Orange Tips
They called it the “replicator” on Star Trek. It was the device they went to for food and drink, and for spare parts for the ship. It was a box in the wall, and all you had to do was say “Saurian Brandy” and a glass with the liquid appeared. Mr. Scott was pleased.
Back then it was in some distant future. Now you can buy one on Amazon, ranging in price from a couple hundred to several thousand dollars. 3D printers that can “replicate” devices in a plastic form are here (though we haven’t gotten to Saurian Brandy yet.) At first it was a “model” builder: turning two-dimensional architectural plans into full models.
Like every item “of the future” it has both positives and negatives. The cell phone, only thirty years ago a big box, is now our life in our pocket. It’s a computer, camera, social life, calendar, email, pulse recorder, entertainment, text contact; and oh yeah, the way to call someone. It’s made our life more convenient, and mobile, and made it incredibly difficult to “disconnect” from the rest of the world, or be “in the moment.” 3D Printers have similar ups and downs.
This week’s crisis, buried under all the Russiagate noise made by the President, is about 3D printers. They make whatever a computer “blueprint” can be designed to make, and this week we found that Cody Walker and his company in Texas have designed blueprints for multiple styles of guns: from hand guns to fully automatic assault weapons (they don’t claim the fully automatic part, but in their videos they show one.) The entire gun is made from plastic, piece by piece created by a 3D printer.
In 1988, President Reagan and Congress passed a law requiring any “plastic” gun to have identifiable metallic pieces in the structure, in order to be detectable to security scanners. The new “3D” guns have those pieces as well, but they are simply non-functional additions specifically to meet the laws requirements. You don’t need the metal parts to fire the gun.
So we now are arguing whether the company should be allowed to market their blueprints on the internet, downloadable for immediate gun making use. These guns will be untraceable (no serial numbers) and undetectable by any security device other than actual hand or visual searches. Every part of the gun is plastic, including the magazine. The only metal needed: the bullets.
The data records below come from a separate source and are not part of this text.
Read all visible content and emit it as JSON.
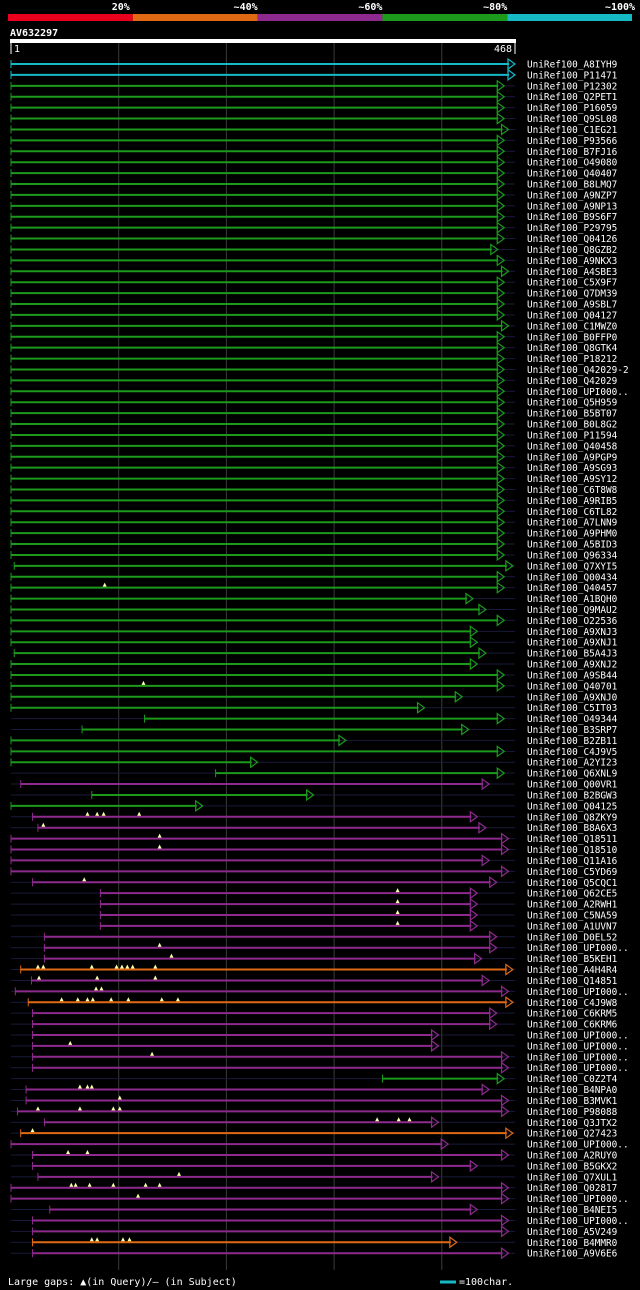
{
  "chart_data": {
    "type": "alignment-overview",
    "legend_labels": [
      "20%",
      "~40%",
      "~60%",
      "~80%",
      "~100%"
    ],
    "legend_colors": [
      "#e8001c",
      "#e06a14",
      "#8e2a8e",
      "#1b9a1b",
      "#16b9c6"
    ],
    "query": {
      "name": "AV632297",
      "start_label": "1",
      "end_label": "468",
      "length": 468
    },
    "footer": {
      "gaps_label": "Large gaps: ▲(in Query)/– (in Subject)",
      "scale_label": "=100char."
    },
    "hits": [
      {
        "name": "UniRef100_A8IYH9",
        "start": 0,
        "end": 468,
        "color": "cyan",
        "gaps": []
      },
      {
        "name": "UniRef100_P11471",
        "start": 0,
        "end": 468,
        "color": "cyan",
        "gaps": []
      },
      {
        "name": "UniRef100_P12302",
        "start": 0,
        "end": 458,
        "color": "green",
        "gaps": []
      },
      {
        "name": "UniRef100_Q2PET1",
        "start": 0,
        "end": 458,
        "color": "green",
        "gaps": []
      },
      {
        "name": "UniRef100_P16059",
        "start": 0,
        "end": 458,
        "color": "green",
        "gaps": []
      },
      {
        "name": "UniRef100_Q9SL08",
        "start": 0,
        "end": 458,
        "color": "green",
        "gaps": []
      },
      {
        "name": "UniRef100_C1EG21",
        "start": 0,
        "end": 462,
        "color": "green",
        "gaps": []
      },
      {
        "name": "UniRef100_P93566",
        "start": 0,
        "end": 458,
        "color": "green",
        "gaps": []
      },
      {
        "name": "UniRef100_B7FJ16",
        "start": 0,
        "end": 458,
        "color": "green",
        "gaps": []
      },
      {
        "name": "UniRef100_O49080",
        "start": 0,
        "end": 458,
        "color": "green",
        "gaps": []
      },
      {
        "name": "UniRef100_Q40407",
        "start": 0,
        "end": 458,
        "color": "green",
        "gaps": []
      },
      {
        "name": "UniRef100_B8LMQ7",
        "start": 0,
        "end": 458,
        "color": "green",
        "gaps": []
      },
      {
        "name": "UniRef100_A9NZP7",
        "start": 0,
        "end": 458,
        "color": "green",
        "gaps": []
      },
      {
        "name": "UniRef100_A9NP13",
        "start": 0,
        "end": 458,
        "color": "green",
        "gaps": []
      },
      {
        "name": "UniRef100_B9S6F7",
        "start": 0,
        "end": 458,
        "color": "green",
        "gaps": []
      },
      {
        "name": "UniRef100_P29795",
        "start": 0,
        "end": 458,
        "color": "green",
        "gaps": []
      },
      {
        "name": "UniRef100_Q04126",
        "start": 0,
        "end": 458,
        "color": "green",
        "gaps": []
      },
      {
        "name": "UniRef100_Q8GZB2",
        "start": 0,
        "end": 452,
        "color": "green",
        "gaps": []
      },
      {
        "name": "UniRef100_A9NKX3",
        "start": 0,
        "end": 458,
        "color": "green",
        "gaps": []
      },
      {
        "name": "UniRef100_A4SBE3",
        "start": 0,
        "end": 462,
        "color": "green",
        "gaps": []
      },
      {
        "name": "UniRef100_C5X9F7",
        "start": 0,
        "end": 458,
        "color": "green",
        "gaps": []
      },
      {
        "name": "UniRef100_Q7DM39",
        "start": 0,
        "end": 458,
        "color": "green",
        "gaps": []
      },
      {
        "name": "UniRef100_A9SBL7",
        "start": 0,
        "end": 458,
        "color": "green",
        "gaps": []
      },
      {
        "name": "UniRef100_Q04127",
        "start": 0,
        "end": 458,
        "color": "green",
        "gaps": []
      },
      {
        "name": "UniRef100_C1MWZ0",
        "start": 0,
        "end": 462,
        "color": "green",
        "gaps": []
      },
      {
        "name": "UniRef100_B0FFP0",
        "start": 0,
        "end": 458,
        "color": "green",
        "gaps": []
      },
      {
        "name": "UniRef100_Q8GTK4",
        "start": 0,
        "end": 458,
        "color": "green",
        "gaps": []
      },
      {
        "name": "UniRef100_P18212",
        "start": 0,
        "end": 458,
        "color": "green",
        "gaps": []
      },
      {
        "name": "UniRef100_Q42029-2",
        "start": 0,
        "end": 458,
        "color": "green",
        "gaps": []
      },
      {
        "name": "UniRef100_Q42029",
        "start": 0,
        "end": 458,
        "color": "green",
        "gaps": []
      },
      {
        "name": "UniRef100_UPI000..",
        "start": 0,
        "end": 458,
        "color": "green",
        "gaps": []
      },
      {
        "name": "UniRef100_Q5H959",
        "start": 0,
        "end": 458,
        "color": "green",
        "gaps": []
      },
      {
        "name": "UniRef100_B5BT07",
        "start": 0,
        "end": 458,
        "color": "green",
        "gaps": []
      },
      {
        "name": "UniRef100_B0L8G2",
        "start": 0,
        "end": 458,
        "color": "green",
        "gaps": []
      },
      {
        "name": "UniRef100_P11594",
        "start": 0,
        "end": 458,
        "color": "green",
        "gaps": []
      },
      {
        "name": "UniRef100_Q40458",
        "start": 0,
        "end": 458,
        "color": "green",
        "gaps": []
      },
      {
        "name": "UniRef100_A9PGP9",
        "start": 0,
        "end": 458,
        "color": "green",
        "gaps": []
      },
      {
        "name": "UniRef100_A9SG93",
        "start": 0,
        "end": 458,
        "color": "green",
        "gaps": []
      },
      {
        "name": "UniRef100_A9SY12",
        "start": 0,
        "end": 458,
        "color": "green",
        "gaps": []
      },
      {
        "name": "UniRef100_C6T8W8",
        "start": 0,
        "end": 458,
        "color": "green",
        "gaps": []
      },
      {
        "name": "UniRef100_A9RIB5",
        "start": 0,
        "end": 458,
        "color": "green",
        "gaps": []
      },
      {
        "name": "UniRef100_C6TL82",
        "start": 0,
        "end": 458,
        "color": "green",
        "gaps": []
      },
      {
        "name": "UniRef100_A7LNN9",
        "start": 0,
        "end": 458,
        "color": "green",
        "gaps": []
      },
      {
        "name": "UniRef100_A9PHM0",
        "start": 0,
        "end": 458,
        "color": "green",
        "gaps": []
      },
      {
        "name": "UniRef100_A5BID3",
        "start": 0,
        "end": 458,
        "color": "green",
        "gaps": []
      },
      {
        "name": "UniRef100_Q96334",
        "start": 0,
        "end": 458,
        "color": "green",
        "gaps": []
      },
      {
        "name": "UniRef100_Q7XYI5",
        "start": 3,
        "end": 466,
        "color": "green",
        "gaps": []
      },
      {
        "name": "UniRef100_Q00434",
        "start": 0,
        "end": 458,
        "color": "green",
        "gaps": []
      },
      {
        "name": "UniRef100_Q40457",
        "start": 0,
        "end": 458,
        "color": "green",
        "gaps": [
          87
        ]
      },
      {
        "name": "UniRef100_A1BQH0",
        "start": 0,
        "end": 429,
        "color": "green",
        "gaps": []
      },
      {
        "name": "UniRef100_Q9MAU2",
        "start": 0,
        "end": 441,
        "color": "green",
        "gaps": []
      },
      {
        "name": "UniRef100_O22536",
        "start": 0,
        "end": 458,
        "color": "green",
        "gaps": []
      },
      {
        "name": "UniRef100_A9XNJ3",
        "start": 0,
        "end": 433,
        "color": "green",
        "gaps": []
      },
      {
        "name": "UniRef100_A9XNJ1",
        "start": 0,
        "end": 433,
        "color": "green",
        "gaps": []
      },
      {
        "name": "UniRef100_B5A4J3",
        "start": 3,
        "end": 441,
        "color": "green",
        "gaps": []
      },
      {
        "name": "UniRef100_A9XNJ2",
        "start": 0,
        "end": 433,
        "color": "green",
        "gaps": []
      },
      {
        "name": "UniRef100_A9SB44",
        "start": 0,
        "end": 458,
        "color": "green",
        "gaps": []
      },
      {
        "name": "UniRef100_Q40701",
        "start": 0,
        "end": 458,
        "color": "green",
        "gaps": [
          123
        ]
      },
      {
        "name": "UniRef100_A9XNJ0",
        "start": 0,
        "end": 419,
        "color": "green",
        "gaps": []
      },
      {
        "name": "UniRef100_C5IT03",
        "start": 0,
        "end": 384,
        "color": "green",
        "gaps": []
      },
      {
        "name": "UniRef100_O49344",
        "start": 124,
        "end": 458,
        "color": "green",
        "gaps": []
      },
      {
        "name": "UniRef100_B3SRP7",
        "start": 66,
        "end": 425,
        "color": "green",
        "gaps": []
      },
      {
        "name": "UniRef100_B2ZB11",
        "start": 0,
        "end": 311,
        "color": "green",
        "gaps": []
      },
      {
        "name": "UniRef100_C4J9V5",
        "start": 0,
        "end": 458,
        "color": "green",
        "gaps": []
      },
      {
        "name": "UniRef100_A2YI23",
        "start": 0,
        "end": 229,
        "color": "green",
        "gaps": []
      },
      {
        "name": "UniRef100_Q6XNL9",
        "start": 190,
        "end": 458,
        "color": "green",
        "gaps": []
      },
      {
        "name": "UniRef100_Q00VR1",
        "start": 9,
        "end": 444,
        "color": "magenta",
        "gaps": []
      },
      {
        "name": "UniRef100_B2BGW3",
        "start": 75,
        "end": 281,
        "color": "green",
        "gaps": []
      },
      {
        "name": "UniRef100_Q04125",
        "start": 0,
        "end": 178,
        "color": "green",
        "gaps": []
      },
      {
        "name": "UniRef100_Q8ZKY9",
        "start": 20,
        "end": 433,
        "color": "magenta",
        "gaps": [
          71,
          80,
          86,
          119
        ]
      },
      {
        "name": "UniRef100_B8A6X3",
        "start": 25,
        "end": 441,
        "color": "magenta",
        "gaps": [
          30
        ]
      },
      {
        "name": "UniRef100_Q18511",
        "start": 0,
        "end": 462,
        "color": "magenta",
        "gaps": [
          138
        ]
      },
      {
        "name": "UniRef100_Q18510",
        "start": 0,
        "end": 462,
        "color": "magenta",
        "gaps": [
          138
        ]
      },
      {
        "name": "UniRef100_Q11A16",
        "start": 0,
        "end": 444,
        "color": "magenta",
        "gaps": []
      },
      {
        "name": "UniRef100_C5YD69",
        "start": 0,
        "end": 462,
        "color": "magenta",
        "gaps": []
      },
      {
        "name": "UniRef100_Q5CQC1",
        "start": 20,
        "end": 451,
        "color": "magenta",
        "gaps": [
          68
        ]
      },
      {
        "name": "UniRef100_Q62CE5",
        "start": 83,
        "end": 433,
        "color": "magenta",
        "gaps": [
          359
        ]
      },
      {
        "name": "UniRef100_A2RWH1",
        "start": 83,
        "end": 433,
        "color": "magenta",
        "gaps": [
          359
        ]
      },
      {
        "name": "UniRef100_C5NA59",
        "start": 83,
        "end": 433,
        "color": "magenta",
        "gaps": [
          359
        ]
      },
      {
        "name": "UniRef100_A1UVN7",
        "start": 83,
        "end": 433,
        "color": "magenta",
        "gaps": [
          359
        ]
      },
      {
        "name": "UniRef100_D0EL52",
        "start": 31,
        "end": 451,
        "color": "magenta",
        "gaps": []
      },
      {
        "name": "UniRef100_UPI000..",
        "start": 31,
        "end": 451,
        "color": "magenta",
        "gaps": [
          138
        ]
      },
      {
        "name": "UniRef100_B5KEH1",
        "start": 31,
        "end": 437,
        "color": "magenta",
        "gaps": [
          149
        ]
      },
      {
        "name": "UniRef100_A4H4R4",
        "start": 9,
        "end": 466,
        "color": "orange",
        "gaps": [
          25,
          30,
          75,
          98,
          103,
          108,
          113,
          134
        ]
      },
      {
        "name": "UniRef100_Q14851",
        "start": 19,
        "end": 444,
        "color": "magenta",
        "gaps": [
          26,
          80,
          134
        ]
      },
      {
        "name": "UniRef100_UPI000..",
        "start": 4,
        "end": 462,
        "color": "magenta",
        "gaps": [
          79,
          84
        ]
      },
      {
        "name": "UniRef100_C4J9W8",
        "start": 16,
        "end": 466,
        "color": "orange",
        "gaps": [
          47,
          62,
          71,
          76,
          93,
          109,
          140,
          155
        ]
      },
      {
        "name": "UniRef100_C6KRM5",
        "start": 20,
        "end": 451,
        "color": "magenta",
        "gaps": []
      },
      {
        "name": "UniRef100_C6KRM6",
        "start": 20,
        "end": 451,
        "color": "magenta",
        "gaps": []
      },
      {
        "name": "UniRef100_UPI000..",
        "start": 20,
        "end": 397,
        "color": "magenta",
        "gaps": []
      },
      {
        "name": "UniRef100_UPI000..",
        "start": 20,
        "end": 397,
        "color": "magenta",
        "gaps": [
          55
        ]
      },
      {
        "name": "UniRef100_UPI000..",
        "start": 20,
        "end": 462,
        "color": "magenta",
        "gaps": [
          131
        ]
      },
      {
        "name": "UniRef100_UPI000..",
        "start": 20,
        "end": 462,
        "color": "magenta",
        "gaps": []
      },
      {
        "name": "UniRef100_C0Z2T4",
        "start": 345,
        "end": 458,
        "color": "green",
        "gaps": []
      },
      {
        "name": "UniRef100_B4NPA0",
        "start": 14,
        "end": 444,
        "color": "magenta",
        "gaps": [
          64,
          71,
          75
        ]
      },
      {
        "name": "UniRef100_B3MVK1",
        "start": 14,
        "end": 462,
        "color": "magenta",
        "gaps": [
          101
        ]
      },
      {
        "name": "UniRef100_P98088",
        "start": 6,
        "end": 462,
        "color": "magenta",
        "gaps": [
          25,
          64,
          95,
          101
        ]
      },
      {
        "name": "UniRef100_Q3JTX2",
        "start": 31,
        "end": 397,
        "color": "magenta",
        "gaps": [
          340,
          360,
          370
        ]
      },
      {
        "name": "UniRef100_Q27423",
        "start": 9,
        "end": 466,
        "color": "orange",
        "gaps": [
          20
        ]
      },
      {
        "name": "UniRef100_UPI000..",
        "start": 0,
        "end": 406,
        "color": "magenta",
        "gaps": []
      },
      {
        "name": "UniRef100_A2RUY0",
        "start": 20,
        "end": 462,
        "color": "magenta",
        "gaps": [
          53,
          71
        ]
      },
      {
        "name": "UniRef100_B5GKX2",
        "start": 20,
        "end": 433,
        "color": "magenta",
        "gaps": []
      },
      {
        "name": "UniRef100_Q7XUL1",
        "start": 25,
        "end": 397,
        "color": "magenta",
        "gaps": [
          156
        ]
      },
      {
        "name": "UniRef100_Q02817",
        "start": 0,
        "end": 462,
        "color": "magenta",
        "gaps": [
          56,
          60,
          73,
          95,
          125,
          138
        ]
      },
      {
        "name": "UniRef100_UPI000..",
        "start": 0,
        "end": 462,
        "color": "magenta",
        "gaps": [
          118
        ]
      },
      {
        "name": "UniRef100_B4NEI5",
        "start": 36,
        "end": 433,
        "color": "magenta",
        "gaps": []
      },
      {
        "name": "UniRef100_UPI000..",
        "start": 20,
        "end": 462,
        "color": "magenta",
        "gaps": []
      },
      {
        "name": "UniRef100_A5V249",
        "start": 20,
        "end": 462,
        "color": "magenta",
        "gaps": []
      },
      {
        "name": "UniRef100_B4MMR0",
        "start": 20,
        "end": 414,
        "color": "orange",
        "gaps": [
          75,
          80,
          104,
          110
        ]
      },
      {
        "name": "UniRef100_A9V6E6",
        "start": 20,
        "end": 462,
        "color": "magenta",
        "gaps": []
      }
    ]
  }
}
The NRA has tacitly given its blessing to this, which struck me as strange. The NRA is widely supported by the gun making industry; at first glance the 3D guns would seem to be competition they don’t need. But a statement by Cody Wilson, the blueprint developer, revealed the NRA’s reasoning. Wilson said that; “gun control is undead.” With the publication of his blueprints, everyone can now have a gun, undetectable or traceable. He, and I suspect the NRA, believe they have fundamentally changed the argument.
Wilson believes that his blueprints resolve the gun control debate, making it “dead.” In an interview on CBS This Morning, he stated:
“What’s going to make me comfortable… is when people stop coming into this office and acting like there’s a debate about it. The debate is over,” Wilson said, adding, “The guns are downloadable. The files are in the public domain. You cannot take them back. You can adjust your politics to this reality. You will not ask me to adjust mine.”
A Federal judge has blocked further publication of the blueprints, but the files are out there. And the Trump Administration, who settled a federal lawsuit that was blocking the blueprint release, are sitting on their hands.
So the future is here. Cody Wilson has made the decision for all of us. And while the Federal Courts and the State Attorney Generals will fight a rear-guard action to try to put the “genie back in the bottle,” the reality is that plastic guns that fire real lead bullets are with us. Security will now have to find a new way to detect guns – maybe full body searches at the airport will be standard. Or maybe, like the toy guns they resemble, we can legislate that real plastic guns need orange tips. That way we can tell.